Traditional China is evident here: courtly gentlemen dipping long brushes into water to write beautiful calligraphy on dry paving stones, their writings fading in minutes; ear-cleaning and picking services; anxious parents looking for potential partners for their offspring in the matchmaking section; rowboats for rent at water lily-covered ponds; and tea houses.
In China, the tea house is an institution, a venue for social bonding and gossip. People meet and chat, play mahjong and chess, exercise, nibble melon seeds and drink tea for hours on end here. Chengdu apparently has more tea houses than any city in China, one of the most famous and popular being Heming Tea House in People’s Park.
Shaded by leafy foliage and overlooking the placid lake, Heming Tea House is over a century old, and a victim of its own fame.
You can sit at tables and chairs under an array of umbrellas and partake of a fine selection of teas and “small eats”, but finding a table to relax here can be, ironically, stressful.
Bonus extras
Chengdu’s Wide-Narrow Alley or Kuanzhai Xiangzi is a popular tourist haunt. A residential area during the Qing dynasty period, the area has been reborn as a commercial hub with art galleries, tea houses, shops, cafés and restaurants in its courtyard buildings, and a thriving and lively street of food stalls and vendors.
Throbbing with colour and activity, the narrow streets provide insights into the elegant life of the Qing period, and its graceful architecture and residential design that have been repurposed for 21st-century Chengdu.
Chengdu was the capital of the Shu Han Kingdom, founded by Liu Bei, one of the major characters in the Chinese classic Romance of the Three Kingdoms.

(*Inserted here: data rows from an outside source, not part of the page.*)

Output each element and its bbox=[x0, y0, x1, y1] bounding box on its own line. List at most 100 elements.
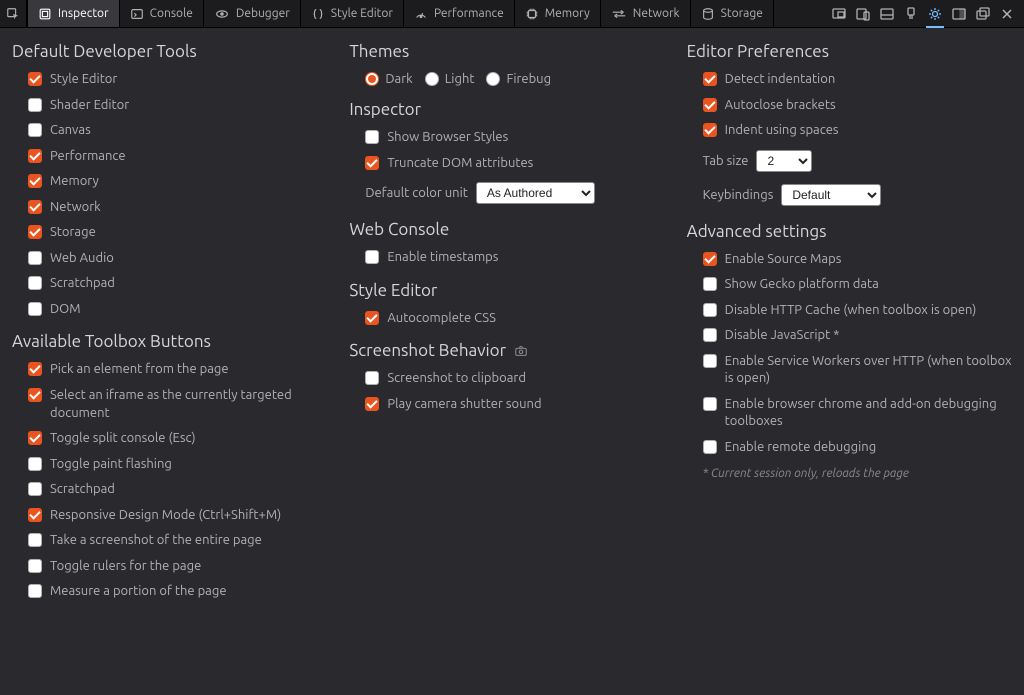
default-tool-checkbox[interactable] bbox=[28, 123, 42, 137]
toolbox-button-checkbox[interactable] bbox=[28, 457, 42, 471]
screenshot-opt-checkbox[interactable] bbox=[365, 397, 379, 411]
default-color-unit-select[interactable]: As AuthoredHexHSL(A)RGB(A)Color Names bbox=[476, 182, 595, 204]
advanced-opt-label[interactable]: Enable remote debugging bbox=[725, 439, 877, 457]
tab-style-editor[interactable]: Style Editor bbox=[301, 0, 404, 27]
responsive-design-button[interactable] bbox=[852, 3, 874, 25]
advanced-opt-checkbox[interactable] bbox=[703, 303, 717, 317]
default-tool-label[interactable]: Scratchpad bbox=[50, 275, 115, 293]
default-tool-label[interactable]: Memory bbox=[50, 173, 99, 191]
default-tool-label[interactable]: Performance bbox=[50, 148, 126, 166]
tab-performance[interactable]: Performance bbox=[404, 0, 515, 27]
inspector-opt-checkbox[interactable] bbox=[365, 156, 379, 170]
toolbox-button-checkbox[interactable] bbox=[28, 431, 42, 445]
advanced-opt-label[interactable]: Disable HTTP Cache (when toolbox is open… bbox=[725, 302, 977, 320]
settings-button[interactable] bbox=[924, 3, 946, 25]
toolbox-button-label[interactable]: Measure a portion of the page bbox=[50, 583, 227, 601]
editor-pref-label[interactable]: Detect indentation bbox=[725, 71, 836, 89]
tab-debugger[interactable]: Debugger bbox=[204, 0, 301, 27]
editor-pref-checkbox[interactable] bbox=[703, 123, 717, 137]
toolbox-button-label[interactable]: Pick an element from the page bbox=[50, 361, 229, 379]
default-tool-label[interactable]: Shader Editor bbox=[50, 97, 129, 115]
toolbox-button-label[interactable]: Select an iframe as the currently target… bbox=[50, 387, 337, 422]
tab-network[interactable]: Network bbox=[601, 0, 691, 27]
default-tool-label[interactable]: Style Editor bbox=[50, 71, 117, 89]
toolbox-button-label[interactable]: Toggle split console (Esc) bbox=[50, 430, 196, 448]
iframe-picker-button[interactable] bbox=[828, 3, 850, 25]
theme-radio[interactable] bbox=[425, 72, 439, 86]
dock-side-button[interactable] bbox=[948, 3, 970, 25]
toolbox-button-checkbox[interactable] bbox=[28, 388, 42, 402]
screenshot-opt-label[interactable]: Play camera shutter sound bbox=[387, 396, 541, 414]
editor-pref-checkbox[interactable] bbox=[703, 72, 717, 86]
editor-pref-label[interactable]: Autoclose brackets bbox=[725, 97, 836, 115]
advanced-opt-label[interactable]: Enable Service Workers over HTTP (when t… bbox=[725, 353, 1012, 388]
split-console-button[interactable] bbox=[876, 3, 898, 25]
default-tool-label[interactable]: Storage bbox=[50, 224, 96, 242]
advanced-opt-checkbox[interactable] bbox=[703, 440, 717, 454]
advanced-opt-checkbox[interactable] bbox=[703, 354, 717, 368]
default-tool-checkbox[interactable] bbox=[28, 251, 42, 265]
toolbox-button-checkbox[interactable] bbox=[28, 482, 42, 496]
keybindings-select[interactable]: DefaultVimEmacsSublime Text bbox=[781, 184, 881, 206]
separate-window-button[interactable] bbox=[972, 3, 994, 25]
advanced-opt-label[interactable]: Enable browser chrome and add-on debuggi… bbox=[725, 396, 1012, 431]
toolbox-button-checkbox[interactable] bbox=[28, 508, 42, 522]
default-tool-checkbox[interactable] bbox=[28, 225, 42, 239]
advanced-opt-checkbox[interactable] bbox=[703, 277, 717, 291]
editor-prefs-title: Editor Preferences bbox=[687, 42, 1012, 61]
toolbox-button-checkbox[interactable] bbox=[28, 559, 42, 573]
screenshot-opt-label[interactable]: Screenshot to clipboard bbox=[387, 370, 526, 388]
tab-console[interactable]: Console bbox=[120, 0, 204, 27]
theme-radio[interactable] bbox=[365, 72, 379, 86]
theme-radio-label[interactable]: Firebug bbox=[506, 72, 551, 86]
default-tool-checkbox[interactable] bbox=[28, 200, 42, 214]
screenshot-opt-checkbox[interactable] bbox=[365, 371, 379, 385]
pick-element-button[interactable] bbox=[0, 0, 27, 27]
default-tool-label[interactable]: Network bbox=[50, 199, 101, 217]
theme-radio-group-item: Firebug bbox=[486, 71, 551, 86]
default-tool-label[interactable]: Canvas bbox=[50, 122, 91, 140]
default-tool-checkbox[interactable] bbox=[28, 276, 42, 290]
advanced-opt-label[interactable]: Enable Source Maps bbox=[725, 251, 842, 269]
inspector-opt-label[interactable]: Show Browser Styles bbox=[387, 129, 508, 147]
default-tool-label[interactable]: DOM bbox=[50, 301, 81, 319]
toolbox-button-checkbox[interactable] bbox=[28, 362, 42, 376]
toolbox-button-checkbox[interactable] bbox=[28, 584, 42, 598]
inspector-opt-checkbox[interactable] bbox=[365, 130, 379, 144]
editor-pref-label[interactable]: Indent using spaces bbox=[725, 122, 839, 140]
styleeditor-opt-checkbox[interactable] bbox=[365, 311, 379, 325]
styleeditor-opt-label[interactable]: Autocomplete CSS bbox=[387, 310, 496, 328]
advanced-opt-checkbox[interactable] bbox=[703, 328, 717, 342]
default-tool-checkbox[interactable] bbox=[28, 174, 42, 188]
default-tool-checkbox[interactable] bbox=[28, 302, 42, 316]
theme-radio[interactable] bbox=[486, 72, 500, 86]
toolbox-button-checkbox[interactable] bbox=[28, 533, 42, 547]
paint-flashing-button[interactable] bbox=[900, 3, 922, 25]
advanced-opt-checkbox[interactable] bbox=[703, 252, 717, 266]
default-tool-checkbox[interactable] bbox=[28, 149, 42, 163]
toolbox-button-label[interactable]: Toggle rulers for the page bbox=[50, 558, 201, 576]
webconsole-opt-checkbox[interactable] bbox=[365, 250, 379, 264]
tab-inspector[interactable]: Inspector bbox=[27, 0, 120, 27]
advanced-opt-label[interactable]: Show Gecko platform data bbox=[725, 276, 879, 294]
default-tool-checkbox[interactable] bbox=[28, 72, 42, 86]
theme-radio-label[interactable]: Dark bbox=[385, 72, 412, 86]
tab-memory[interactable]: Memory bbox=[515, 0, 601, 27]
editor-pref-checkbox[interactable] bbox=[703, 98, 717, 112]
advanced-opt-option: Disable HTTP Cache (when toolbox is open… bbox=[703, 298, 1012, 324]
inspector-opt-label[interactable]: Truncate DOM attributes bbox=[387, 155, 533, 173]
webconsole-opt-label[interactable]: Enable timestamps bbox=[387, 249, 498, 267]
close-devtools-button[interactable] bbox=[996, 3, 1018, 25]
toolbox-button-label[interactable]: Responsive Design Mode (Ctrl+Shift+M) bbox=[50, 507, 281, 525]
tab-size-select[interactable]: 248 bbox=[756, 150, 812, 172]
tab-storage[interactable]: Storage bbox=[691, 0, 774, 27]
toolbox-button-label[interactable]: Scratchpad bbox=[50, 481, 115, 499]
advanced-opt-checkbox[interactable] bbox=[703, 397, 717, 411]
theme-radio-label[interactable]: Light bbox=[445, 72, 475, 86]
advanced-opt-label[interactable]: Disable JavaScript * bbox=[725, 327, 840, 345]
default-tool-checkbox[interactable] bbox=[28, 98, 42, 112]
default-tool-label[interactable]: Web Audio bbox=[50, 250, 114, 268]
default-tool-option: Canvas bbox=[28, 118, 337, 144]
toolbox-button-label[interactable]: Toggle paint flashing bbox=[50, 456, 172, 474]
toolbox-button-label[interactable]: Take a screenshot of the entire page bbox=[50, 532, 262, 550]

Written in the 14th century, this most-admired of Chinese stories was grounded in fact, covering the period of the Three Kingdoms from 184-280AD.

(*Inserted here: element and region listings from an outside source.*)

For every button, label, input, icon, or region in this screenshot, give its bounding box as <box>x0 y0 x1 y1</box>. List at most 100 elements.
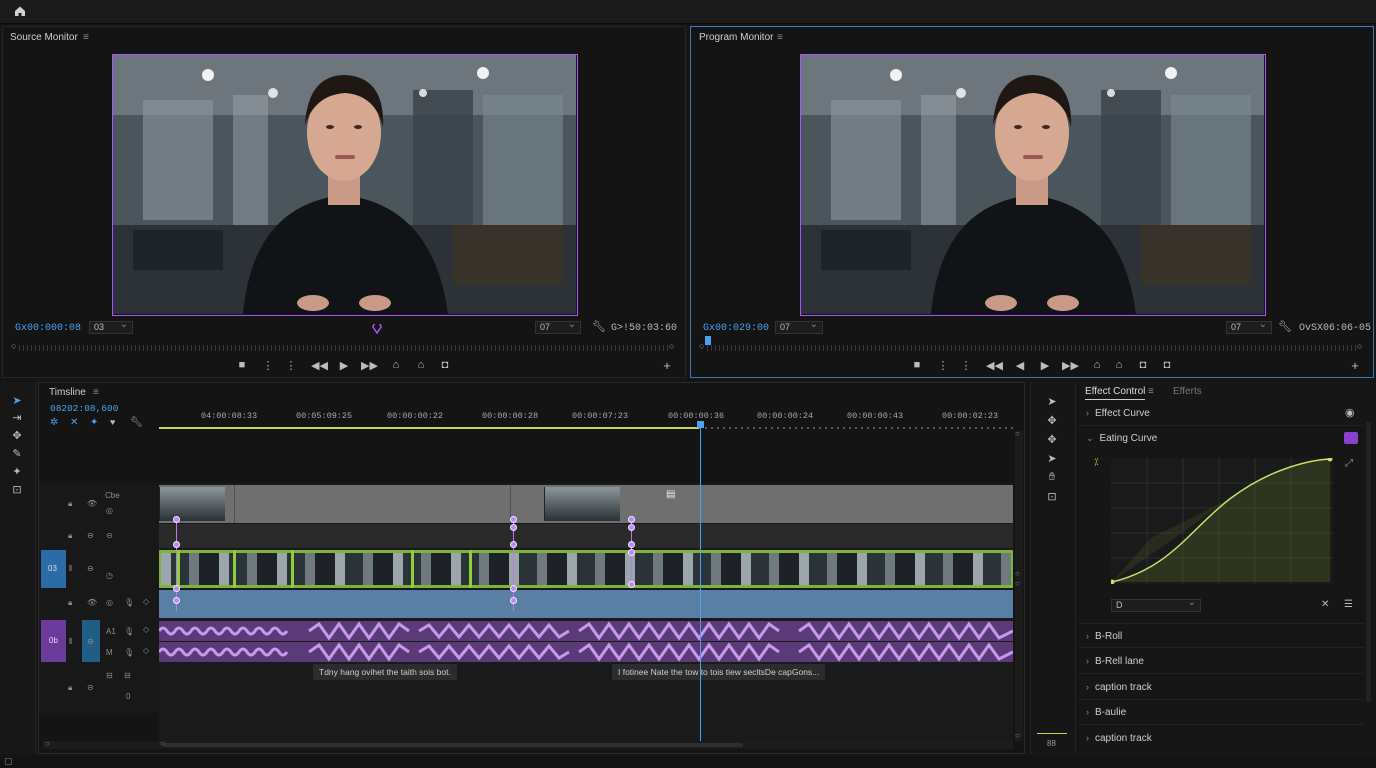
effect-controls-scrollbar[interactable] <box>1366 422 1371 702</box>
program-prev-frame-icon[interactable]: ◀ <box>1012 359 1028 372</box>
program-stop-icon[interactable]: ■ <box>909 359 925 371</box>
scroll-handle-icon[interactable]: ○ <box>1015 731 1020 740</box>
effect-row-b-aulie[interactable]: › B-aulie <box>1078 700 1364 725</box>
easing-curve-row[interactable]: ⌄ Eating Curve <box>1078 426 1364 451</box>
effect-row-b-rell-lane[interactable]: › B-Rell lane <box>1078 649 1364 674</box>
mic-icon[interactable]: 🎙︎ <box>124 648 134 657</box>
keyframe-marker[interactable] <box>628 516 635 523</box>
reset-icon[interactable]: ✕ <box>1321 599 1329 610</box>
program-extract-icon[interactable]: ⌂ <box>1111 359 1127 371</box>
track-a1-target[interactable]: 0b <box>41 620 66 662</box>
curve-preset-dropdown[interactable]: D <box>1111 597 1201 612</box>
program-playhead-marker[interactable] <box>705 336 711 345</box>
keyframe-icon[interactable]: ◇ <box>143 625 149 634</box>
program-step-back-icon[interactable]: ◀◀ <box>986 359 1003 372</box>
track-adjustment[interactable] <box>159 590 1013 618</box>
keyframe-marker[interactable] <box>628 541 635 548</box>
source-stop-icon[interactable]: ■ <box>234 359 250 371</box>
snap-icon[interactable]: ✲ <box>50 417 58 428</box>
easing-curve-graph[interactable] <box>1111 458 1333 584</box>
source-plus-icon[interactable]: + <box>659 358 675 373</box>
scroll-thumb[interactable] <box>163 743 743 747</box>
zoom-icon[interactable]: ⊡ <box>1045 490 1059 503</box>
scroll-handle-icon[interactable]: ○ <box>160 739 165 748</box>
lock-icon[interactable]: 🔒︎ <box>68 531 72 541</box>
sync-icon[interactable]: ◎ <box>106 506 113 515</box>
track-audio-2[interactable] <box>157 642 1014 662</box>
source-step-forward-icon[interactable]: ▶▶ <box>361 359 378 372</box>
keyframe-marker[interactable] <box>628 581 635 588</box>
mic-icon[interactable]: 🎙︎ <box>124 627 134 636</box>
tab-effect-control[interactable]: Effect Control <box>1085 386 1146 400</box>
caption-clip[interactable]: I fotinee Nate the tow to tois tiew secl… <box>612 664 826 680</box>
clip-thumbnail[interactable] <box>544 487 620 521</box>
program-export-frame-icon[interactable]: ◘ <box>1159 359 1175 371</box>
marker-icon[interactable]: ♥ <box>110 417 115 427</box>
source-play-icon[interactable]: ▶ <box>336 359 352 372</box>
zoom-icon[interactable]: ⊡ <box>10 483 24 496</box>
source-overwrite-icon[interactable]: ⌂ <box>413 359 429 371</box>
slip-icon[interactable]: ✦ <box>10 465 24 478</box>
keyframe-marker[interactable] <box>510 541 517 548</box>
source-insert-icon[interactable]: ⌂ <box>388 359 404 371</box>
source-export-frame-icon[interactable]: ◘ <box>437 359 453 371</box>
toggle-track-icon[interactable]: ⫴ <box>69 637 72 647</box>
keyframe-marker[interactable] <box>510 597 517 604</box>
source-timecode-in[interactable]: Gx00:000:08 <box>15 323 81 334</box>
caption-sync-icon[interactable]: ⊟ <box>124 671 131 680</box>
eye-icon[interactable]: ⊝ <box>87 683 94 692</box>
program-zoom-dropdown[interactable]: 07 <box>775 319 823 334</box>
program-lift-icon[interactable]: ⌂ <box>1089 359 1105 371</box>
keyframe-marker[interactable] <box>173 541 180 548</box>
program-wrench-icon[interactable]: 🔧︎ <box>1278 320 1292 333</box>
nested-sequence-icon[interactable]: ▤ <box>666 489 675 500</box>
track-select-icon[interactable]: ⇥ <box>10 411 24 424</box>
source-monitor-menu-icon[interactable]: ≡ <box>83 32 89 43</box>
keyframe-marker[interactable] <box>510 585 517 592</box>
keyframe-icon[interactable]: ◇ <box>143 597 149 606</box>
work-area-bar[interactable] <box>159 427 699 429</box>
scroll-handle-icon[interactable]: ○ <box>1015 429 1020 438</box>
playhead-handle[interactable] <box>697 421 704 428</box>
keyframe-marker[interactable] <box>173 516 180 523</box>
list-icon[interactable]: ☰ <box>1344 599 1353 610</box>
program-scrub-bar[interactable] <box>707 345 1357 351</box>
keyframe-marker[interactable] <box>628 549 635 556</box>
keyframe-marker[interactable] <box>510 524 517 531</box>
keyframe-marker[interactable] <box>628 524 635 531</box>
program-monitor-menu-icon[interactable]: ≡ <box>777 32 783 43</box>
linked-selection-icon[interactable]: ✕ <box>70 417 78 428</box>
scroll-handle-icon[interactable]: ○ <box>45 739 50 748</box>
timeline-timecode[interactable]: 08202:08,600 <box>50 403 118 414</box>
effect-controls-menu-icon[interactable]: ≡ <box>1148 386 1154 397</box>
source-wrench-icon[interactable]: 🔧︎ <box>592 320 606 333</box>
track-v2[interactable] <box>159 524 1013 548</box>
razor-icon[interactable]: ➤ <box>1045 452 1059 465</box>
add-marker-icon[interactable]: ✦ <box>90 417 98 428</box>
source-quality-dropdown[interactable]: 07 <box>535 319 581 334</box>
lock-icon[interactable]: 🔒︎ <box>68 499 72 509</box>
keyframe-marker[interactable] <box>173 597 180 604</box>
ripple-icon[interactable]: ✥ <box>1045 433 1059 446</box>
program-plus-icon[interactable]: + <box>1347 358 1363 373</box>
toggle-track-icon[interactable]: ⫴ <box>69 564 72 574</box>
program-play-icon[interactable]: ▶ <box>1037 359 1053 372</box>
sync-icon[interactable]: ⊝ <box>106 531 113 540</box>
track-audio-1[interactable] <box>157 621 1014 641</box>
scroll-handle-icon[interactable]: ○ <box>1015 579 1020 588</box>
timeline-playhead[interactable] <box>700 425 701 741</box>
keyframe-marker[interactable] <box>173 585 180 592</box>
camera-icon[interactable]: ◉ <box>1345 406 1355 419</box>
track-v3-target[interactable]: 03 <box>41 550 66 588</box>
tab-effects[interactable]: Efferts <box>1173 386 1202 397</box>
home-icon[interactable] <box>13 4 27 18</box>
timeline-menu-icon[interactable]: ≡ <box>93 387 99 398</box>
keyframe-icon[interactable]: ◇ <box>143 646 149 655</box>
source-mark-out-icon[interactable]: ⋮ <box>283 359 299 372</box>
caption-end-icon[interactable]: 0 <box>126 692 130 701</box>
source-zoom-dropdown[interactable]: 03 <box>89 319 133 334</box>
source-scrub-bar[interactable] <box>19 345 669 351</box>
timeline-ruler[interactable]: 04:00:08:33 00:05:09:25 00:00:00:22 00:0… <box>159 407 1015 429</box>
curve-toggle-icon[interactable] <box>1344 432 1358 444</box>
program-step-forward-icon[interactable]: ▶▶ <box>1062 359 1079 372</box>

The hugely important novel incorporates many of the values of Chinese tradition: virtue, loyalty, service to the people and the country, courage and morality. In Chengdu, this period of Chinese history and traditional values is commemorated in the most important museum and shrine in the world dedicated to the Romance of the Three Kingdoms.
The Wuhou Shrine in central Chengdu, built in 223AD, is a mandatory stop for Chinese visitors, with a constant stream of schoolchildren and other organised groups.
It is mainly dedicated to one of the towering legends in Chinese history, the military strategist and adviser to Liu Bei, Zhuge Liang, who has been immortalised in countless movies, books, TV series and novels. The building comprises a series of halls and shrines, erected next to the Temple of Liu Bei. The undisturbed mausoleum of Lu Bei, where he was laid to rest 1,700 years ago, is located here. Next to Wuhou Shrine is one of the oldest shopping streets in Sichuan, the 2,000-year-old Jinli Old Street. It is a 500m stretch of shops, restaurants, tea houses and entertainment spots featuring Shu-era food, snacks and souvenirs in a lively reimagining of ancient Chengdu.
There are other traditionally important institutions, such as the Daci Temple and Wenshu Monastery, to visit, as well as modern Chengdu, best exemplified by the 21st-century fashion and razzle-dazzle shops at Tai Koo Li along Chunxi Street.
The distinctive cuisine of Sichuan is famous throughout China for its multitude of dishes, the unique tingle of Sichuan peppers rendering an unforgettable experience at the vast variety of restaurants, spanning Michelin-starred establishments to roadside outdoor hotpot eating venues.
The extensive and inexpensive public transport system makes getting around the city easy. The hundreds of kilometres of highway in Chengdu are plied by six million cars. High-speed trains allow day visits to nearby attractions such as the Leshan Buddha, the Unesco-listed Dujiangyan irrigation system and the bizarrely interesting Sanxingdui archaeological museum.
Chengdu today is a modern metropolis of over 20 million people, a rich mélange of culture, history, a unique cuisine, 21st-century infrastructure and, of course, the giant panda.